Really, they shouldn’t be friends whatsoever, but college does weird things to relationships.
Anyway, the two of them have made cameo appearances regularly during a few of the recent visits through my head. It’s a little strange, really, to see my two roommates bouncing around in my head acting very oddly for themselves. Maybe it has something to do with them embodying some other distant prat of my subconscious. That seems to be the running trend for the majority of the figures and people that are playing up there. Whatever the deal, though, I really wish I could get them all to stop making me dream weird things about alligators with party hats, purple scales and spoons for teeth while they watch some indistinct comedy show on a bubble.
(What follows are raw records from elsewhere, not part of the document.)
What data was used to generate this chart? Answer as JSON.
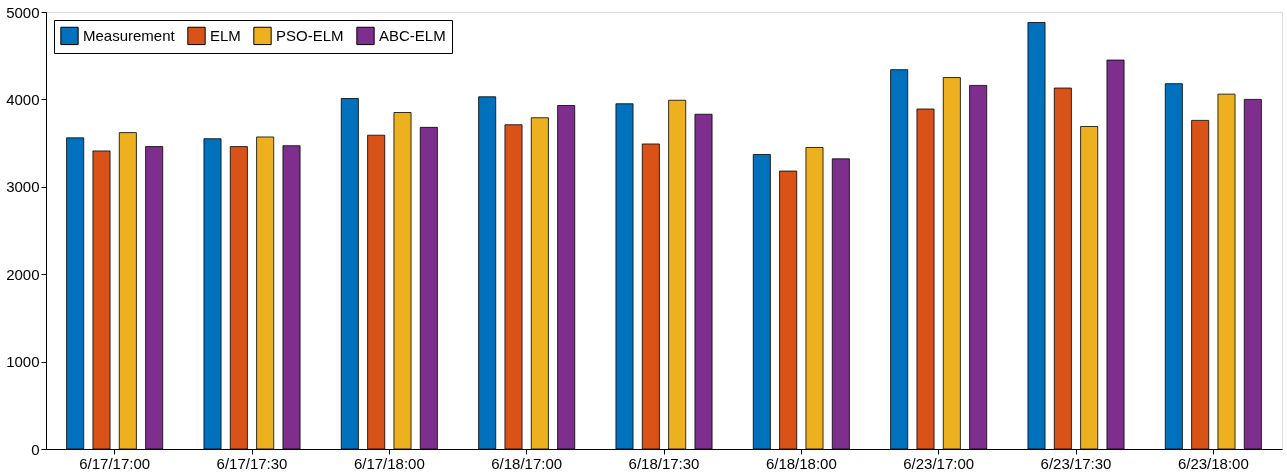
{
  "chart_data": {
    "type": "bar",
    "categories": [
      "6/17/17:00",
      "6/17/17:30",
      "6/17/18:00",
      "6/18/17:00",
      "6/18/17:30",
      "6/18/18:00",
      "6/23/17:00",
      "6/23/17:30",
      "6/23/18:00"
    ],
    "series": [
      {
        "name": "Measurement",
        "color": "#0072bd",
        "values": [
          3560,
          3550,
          4010,
          4030,
          3950,
          3370,
          4340,
          4880,
          4180
        ]
      },
      {
        "name": "ELM",
        "color": "#d95319",
        "values": [
          3410,
          3460,
          3590,
          3710,
          3490,
          3180,
          3890,
          4130,
          3760
        ]
      },
      {
        "name": "PSO-ELM",
        "color": "#edb120",
        "values": [
          3620,
          3570,
          3850,
          3790,
          3990,
          3450,
          4250,
          3690,
          4060
        ]
      },
      {
        "name": "ABC-ELM",
        "color": "#7e2f8e",
        "values": [
          3460,
          3470,
          3680,
          3930,
          3830,
          3320,
          4160,
          4450,
          4000
        ]
      }
    ],
    "ylim": [
      0,
      5000
    ],
    "yticks": [
      0,
      1000,
      2000,
      3000,
      4000,
      5000
    ],
    "grid": false,
    "legend": "top left"
  }
}
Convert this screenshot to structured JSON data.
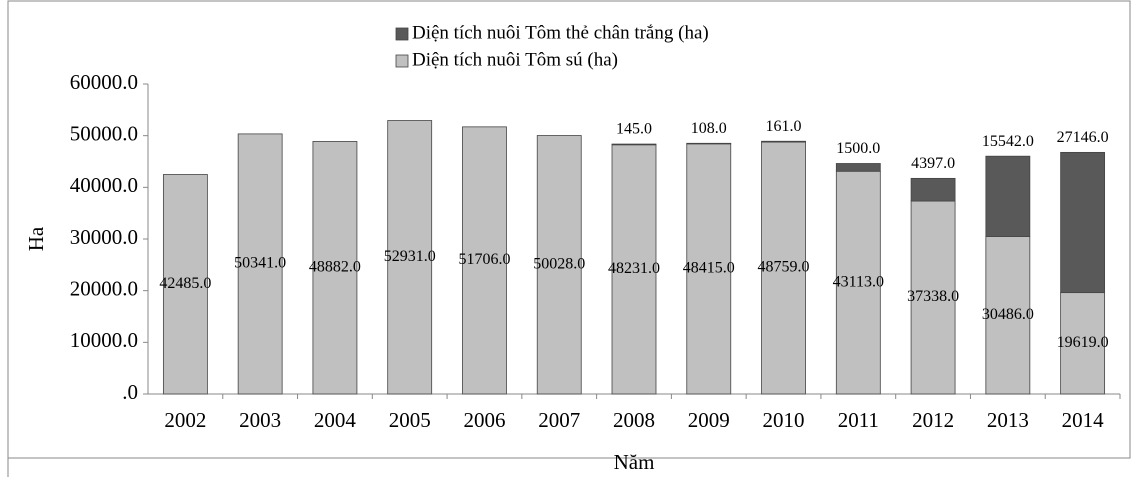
{
  "chart_data": {
    "type": "stacked_bar",
    "x_label": "Năm",
    "y_label": "Ha",
    "categories": [
      "2002",
      "2003",
      "2004",
      "2005",
      "2006",
      "2007",
      "2008",
      "2009",
      "2010",
      "2011",
      "2012",
      "2013",
      "2014"
    ],
    "series": [
      {
        "name": "Diện tích nuôi Tôm sú (ha)",
        "color": "#c0c0c0",
        "values": [
          42485,
          50341,
          48882,
          52931,
          51706,
          50028,
          48231,
          48415,
          48759,
          43113,
          37338,
          30486,
          19619
        ],
        "value_labels": [
          "42485.0",
          "50341.0",
          "48882.0",
          "52931.0",
          "51706.0",
          "50028.0",
          "48231.0",
          "48415.0",
          "48759.0",
          "43113.0",
          "37338.0",
          "30486.0",
          "19619.0"
        ]
      },
      {
        "name": "Diện tích nuôi Tôm thẻ chân trắng (ha)",
        "color": "#595959",
        "values": [
          null,
          null,
          null,
          null,
          null,
          null,
          145,
          108,
          161,
          1500,
          4397,
          15542,
          27146
        ],
        "value_labels": [
          null,
          null,
          null,
          null,
          null,
          null,
          "145.0",
          "108.0",
          "161.0",
          "1500.0",
          "4397.0",
          "15542.0",
          "27146.0"
        ]
      }
    ],
    "ylim": [
      0,
      60000
    ],
    "yticks": [
      {
        "value": 0,
        "label": ".0"
      },
      {
        "value": 10000,
        "label": "10000.0"
      },
      {
        "value": 20000,
        "label": "20000.0"
      },
      {
        "value": 30000,
        "label": "30000.0"
      },
      {
        "value": 40000,
        "label": "40000.0"
      },
      {
        "value": 50000,
        "label": "50000.0"
      },
      {
        "value": 60000,
        "label": "60000.0"
      }
    ],
    "legend": "top"
  }
}
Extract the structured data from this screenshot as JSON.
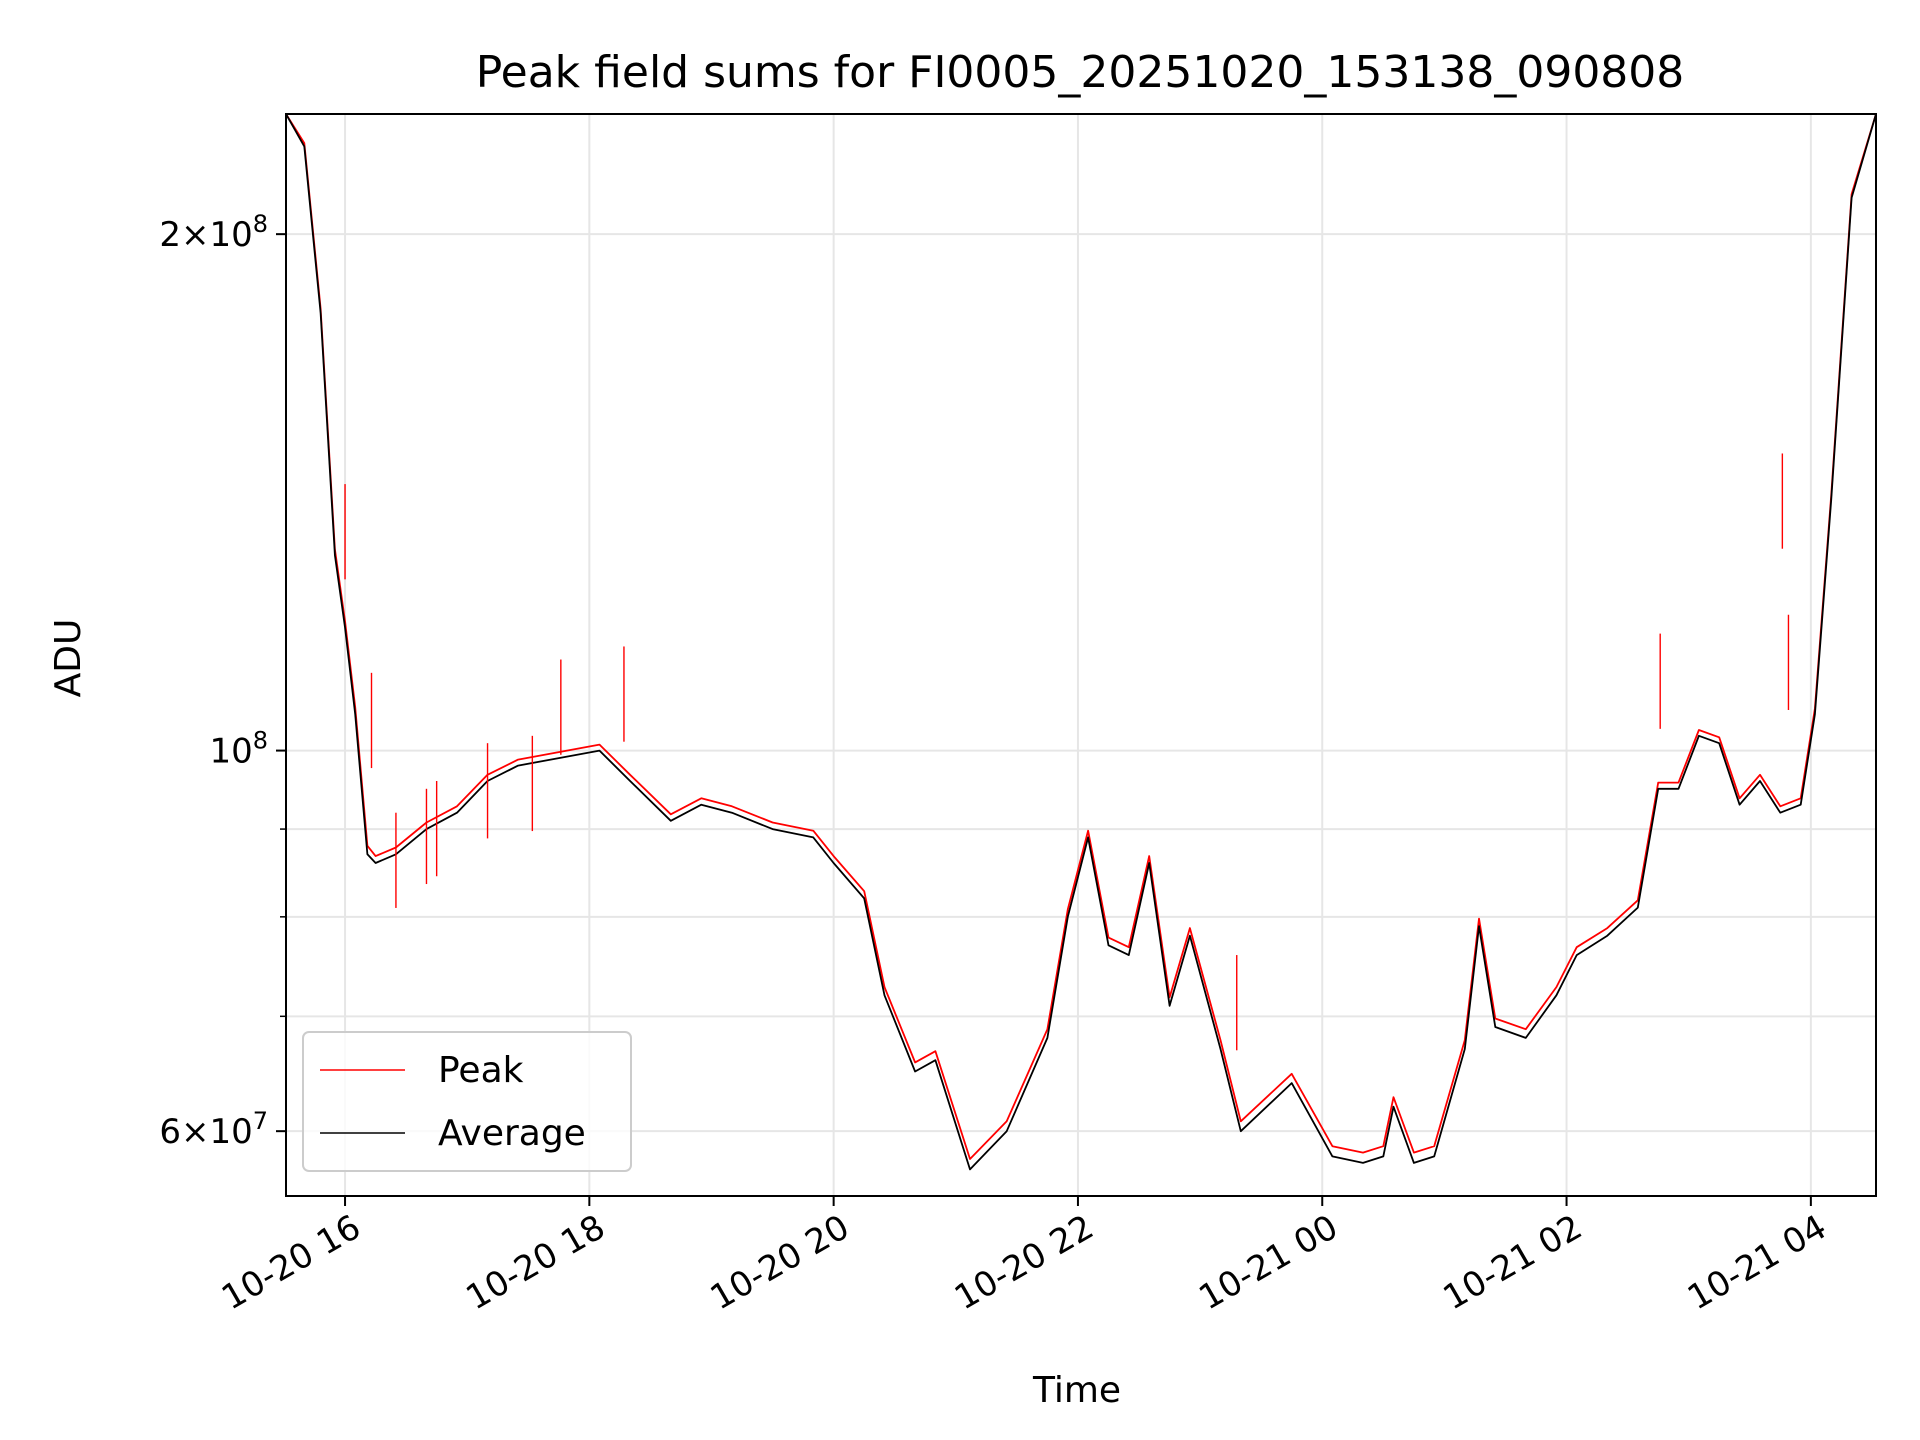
{
  "chart_data": {
    "type": "line",
    "title": "Peak field sums for FI0005_20251020_153138_090808",
    "xlabel": "Time",
    "ylabel": "ADU",
    "yscale": "log",
    "xlim": [
      "2025-10-20 15:31",
      "2025-10-21 04:32"
    ],
    "ylim": [
      55000000,
      235000000
    ],
    "grid": true,
    "legend_position": "lower left",
    "x_tick_labels": [
      "10-20 16",
      "10-20 18",
      "10-20 20",
      "10-20 22",
      "10-21 00",
      "10-21 02",
      "10-21 04"
    ],
    "y_tick_labels": [
      "6 × 10^7",
      "10^8",
      "2 × 10^8"
    ],
    "series": [
      {
        "name": "Average",
        "color": "#000000",
        "x": [
          "2025-10-20 15:31",
          "2025-10-20 15:40",
          "2025-10-20 15:48",
          "2025-10-20 15:55",
          "2025-10-20 16:00",
          "2025-10-20 16:05",
          "2025-10-20 16:11",
          "2025-10-20 16:15",
          "2025-10-20 16:25",
          "2025-10-20 16:40",
          "2025-10-20 16:55",
          "2025-10-20 17:10",
          "2025-10-20 17:25",
          "2025-10-20 17:45",
          "2025-10-20 18:05",
          "2025-10-20 18:20",
          "2025-10-20 18:40",
          "2025-10-20 18:55",
          "2025-10-20 19:10",
          "2025-10-20 19:30",
          "2025-10-20 19:50",
          "2025-10-20 20:00",
          "2025-10-20 20:15",
          "2025-10-20 20:25",
          "2025-10-20 20:40",
          "2025-10-20 20:50",
          "2025-10-20 21:07",
          "2025-10-20 21:25",
          "2025-10-20 21:45",
          "2025-10-20 21:55",
          "2025-10-20 22:05",
          "2025-10-20 22:15",
          "2025-10-20 22:25",
          "2025-10-20 22:35",
          "2025-10-20 22:45",
          "2025-10-20 22:55",
          "2025-10-20 23:10",
          "2025-10-20 23:20",
          "2025-10-20 23:45",
          "2025-10-21 00:05",
          "2025-10-21 00:20",
          "2025-10-21 00:30",
          "2025-10-21 00:35",
          "2025-10-21 00:45",
          "2025-10-21 00:55",
          "2025-10-21 01:10",
          "2025-10-21 01:17",
          "2025-10-21 01:25",
          "2025-10-21 01:40",
          "2025-10-21 01:55",
          "2025-10-21 02:05",
          "2025-10-21 02:20",
          "2025-10-21 02:35",
          "2025-10-21 02:45",
          "2025-10-21 02:55",
          "2025-10-21 03:05",
          "2025-10-21 03:15",
          "2025-10-21 03:25",
          "2025-10-21 03:35",
          "2025-10-21 03:45",
          "2025-10-21 03:55",
          "2025-10-21 04:02",
          "2025-10-21 04:10",
          "2025-10-21 04:20",
          "2025-10-21 04:32"
        ],
        "values": [
          235000000,
          225000000,
          180000000,
          130000000,
          118000000,
          105000000,
          87000000,
          86000000,
          87000000,
          90000000,
          92000000,
          96000000,
          98000000,
          99000000,
          100000000,
          96000000,
          91000000,
          93000000,
          92000000,
          90000000,
          89000000,
          86000000,
          82000000,
          72000000,
          65000000,
          66000000,
          57000000,
          60000000,
          68000000,
          80000000,
          89000000,
          77000000,
          76000000,
          86000000,
          71000000,
          78000000,
          67000000,
          60000000,
          64000000,
          58000000,
          57500000,
          58000000,
          62000000,
          57500000,
          58000000,
          67000000,
          79000000,
          69000000,
          68000000,
          72000000,
          76000000,
          78000000,
          81000000,
          95000000,
          95000000,
          102000000,
          101000000,
          93000000,
          96000000,
          92000000,
          93000000,
          105000000,
          140000000,
          210000000,
          235000000
        ]
      },
      {
        "name": "Peak",
        "color": "#ff0000",
        "x": [
          "2025-10-20 15:31",
          "2025-10-20 15:40",
          "2025-10-20 15:48",
          "2025-10-20 15:55",
          "2025-10-20 16:00",
          "2025-10-20 16:05",
          "2025-10-20 16:11",
          "2025-10-20 16:15",
          "2025-10-20 16:25",
          "2025-10-20 16:40",
          "2025-10-20 16:55",
          "2025-10-20 17:10",
          "2025-10-20 17:25",
          "2025-10-20 17:45",
          "2025-10-20 18:05",
          "2025-10-20 18:20",
          "2025-10-20 18:40",
          "2025-10-20 18:55",
          "2025-10-20 19:10",
          "2025-10-20 19:30",
          "2025-10-20 19:50",
          "2025-10-20 20:00",
          "2025-10-20 20:15",
          "2025-10-20 20:25",
          "2025-10-20 20:40",
          "2025-10-20 20:50",
          "2025-10-20 21:07",
          "2025-10-20 21:25",
          "2025-10-20 21:45",
          "2025-10-20 21:55",
          "2025-10-20 22:05",
          "2025-10-20 22:15",
          "2025-10-20 22:25",
          "2025-10-20 22:35",
          "2025-10-20 22:45",
          "2025-10-20 22:55",
          "2025-10-20 23:10",
          "2025-10-20 23:20",
          "2025-10-20 23:45",
          "2025-10-21 00:05",
          "2025-10-21 00:20",
          "2025-10-21 00:30",
          "2025-10-21 00:35",
          "2025-10-21 00:45",
          "2025-10-21 00:55",
          "2025-10-21 01:10",
          "2025-10-21 01:17",
          "2025-10-21 01:25",
          "2025-10-21 01:40",
          "2025-10-21 01:55",
          "2025-10-21 02:05",
          "2025-10-21 02:20",
          "2025-10-21 02:35",
          "2025-10-21 02:45",
          "2025-10-21 02:55",
          "2025-10-21 03:05",
          "2025-10-21 03:15",
          "2025-10-21 03:25",
          "2025-10-21 03:35",
          "2025-10-21 03:45",
          "2025-10-21 03:55",
          "2025-10-21 04:02",
          "2025-10-21 04:10",
          "2025-10-21 04:20",
          "2025-10-21 04:32"
        ],
        "values": [
          235000000,
          226000000,
          181000000,
          131000000,
          119000000,
          106000000,
          88000000,
          86800000,
          87800000,
          90800000,
          92800000,
          96800000,
          98800000,
          99800000,
          100800000,
          96800000,
          91800000,
          93800000,
          92800000,
          90800000,
          89800000,
          86800000,
          82800000,
          72800000,
          65800000,
          66800000,
          57800000,
          60800000,
          68800000,
          80800000,
          89800000,
          77800000,
          76800000,
          86800000,
          71800000,
          78800000,
          67800000,
          60800000,
          64800000,
          58800000,
          58300000,
          58800000,
          62800000,
          58300000,
          58800000,
          67800000,
          79800000,
          69800000,
          68800000,
          72800000,
          76800000,
          78800000,
          81800000,
          95800000,
          95800000,
          102800000,
          101800000,
          93800000,
          96800000,
          92800000,
          93800000,
          105800000,
          140800000,
          211000000,
          235000000
        ]
      }
    ],
    "peak_spikes": [
      {
        "x": "2025-10-20 16:00",
        "value": 143000000
      },
      {
        "x": "2025-10-20 16:13",
        "value": 111000000
      },
      {
        "x": "2025-10-20 16:25",
        "value": 92000000
      },
      {
        "x": "2025-10-20 16:40",
        "value": 95000000
      },
      {
        "x": "2025-10-20 16:45",
        "value": 96000000
      },
      {
        "x": "2025-10-20 17:10",
        "value": 101000000
      },
      {
        "x": "2025-10-20 17:32",
        "value": 102000000
      },
      {
        "x": "2025-10-20 17:46",
        "value": 113000000
      },
      {
        "x": "2025-10-20 18:17",
        "value": 115000000
      },
      {
        "x": "2025-10-20 23:18",
        "value": 76000000
      },
      {
        "x": "2025-10-21 02:46",
        "value": 117000000
      },
      {
        "x": "2025-10-21 03:46",
        "value": 149000000
      },
      {
        "x": "2025-10-21 03:49",
        "value": 120000000
      }
    ],
    "legend": [
      {
        "label": "Peak",
        "color": "#ff0000"
      },
      {
        "label": "Average",
        "color": "#000000"
      }
    ]
  }
}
Those are the creepiest things to dream up, I swear.
Well, they’re gone now, anyway, so no need to really fuss about them, I suppose. Instead, maybe it’s about time to settle in with something from reality. Fictional people in my head are fun and all, but spending too much time going through what is obviously the more insane section of my mind could only be a bad thing. Who want to go crazy from talking to their own self? Letting the less ruined part of my brain stay that way is a very good idea to me.
Thus I find myself in my room, on my bed, as the internet starts to load. And for the first time in what feels like forever, my eyes start to go over little bits of news, stories people tell over chats, a few forums that explain numerous scientific and historical findings and maybe an actual story or two. There’s even a few minutes spent looking through picture on the image section of my search engine. Not that it really means much since I mostly search up basic words and decided to see what the engine gave me for image relations. Some of them were a bit disturbing, quickly skipped over, and a few others had me glancing at web pages.
How odd my life must be if this is how I connect with reality. Through a damn computer screen. Maybe losing my mind isn’t such a bad idea after all. At least it’s more entertaining.